The passing rate of the analysis is expected to be 100% in ideal cases, but in practice this may not be achieved. Medical physicists must investigate failed points. After analysis, the points that cannot pass must be searched and compatibility must be checked because this point can occur in the lung, heart, or anywhere in the body except the critical organs. Analysis results should be evaluated clinically.

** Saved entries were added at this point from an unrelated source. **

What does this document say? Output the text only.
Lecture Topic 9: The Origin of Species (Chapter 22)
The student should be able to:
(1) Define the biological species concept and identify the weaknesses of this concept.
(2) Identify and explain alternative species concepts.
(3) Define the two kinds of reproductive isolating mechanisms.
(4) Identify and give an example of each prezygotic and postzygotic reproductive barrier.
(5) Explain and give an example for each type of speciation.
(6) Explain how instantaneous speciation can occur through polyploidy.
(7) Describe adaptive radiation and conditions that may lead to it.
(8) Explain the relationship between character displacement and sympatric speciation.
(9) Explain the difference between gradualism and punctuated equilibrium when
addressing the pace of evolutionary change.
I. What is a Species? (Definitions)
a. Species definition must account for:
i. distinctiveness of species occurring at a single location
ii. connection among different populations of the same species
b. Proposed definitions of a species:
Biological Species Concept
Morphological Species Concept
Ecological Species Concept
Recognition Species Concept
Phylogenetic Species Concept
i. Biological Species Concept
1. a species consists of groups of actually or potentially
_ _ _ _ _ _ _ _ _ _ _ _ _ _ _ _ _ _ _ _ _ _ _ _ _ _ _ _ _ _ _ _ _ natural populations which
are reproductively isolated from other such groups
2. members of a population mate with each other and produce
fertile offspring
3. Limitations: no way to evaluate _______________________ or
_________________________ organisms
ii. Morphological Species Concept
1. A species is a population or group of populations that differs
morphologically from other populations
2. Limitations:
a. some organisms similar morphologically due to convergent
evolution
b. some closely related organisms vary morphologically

If an error is observed at the edge of the collimators which are parallel to the MLC motion direction, the error is usually caused by modeling of field size in the treatment planning system. During treatment, some leaves stay in the field without moving for a long time in respect to the beam time. In such cases, if the leaf transmission value is defined improperly in the treatment planning system, failed points are observed in low dose regions. This failure is an indicator of wrong leaf transmission value insertion.

5 Conclusion

Heartbreaking results of IMRT applications in the news prove the importance of QA. Obviously, there is no perfect system and for this reason, the desired treatment may not be given. Quality control is in effect from the beginning of system installation to the end of patient treatment. Measurements regarding LINAC should be made correctly and must be installed correctly in the treatment planning system. As in every process, this process must also be checked. The QA program for the LINAC should be applied in a sustainable way. After the approval of device suitability, it is still important to perform QA to avoid the errors that may occur. QA for patients gives feedback about the status of the system at the same. Different software can offer more than one analysis method, and the job of a medical physicist is not to search for the analysis methods where a plan exists, but to examine the analysis methods that fail.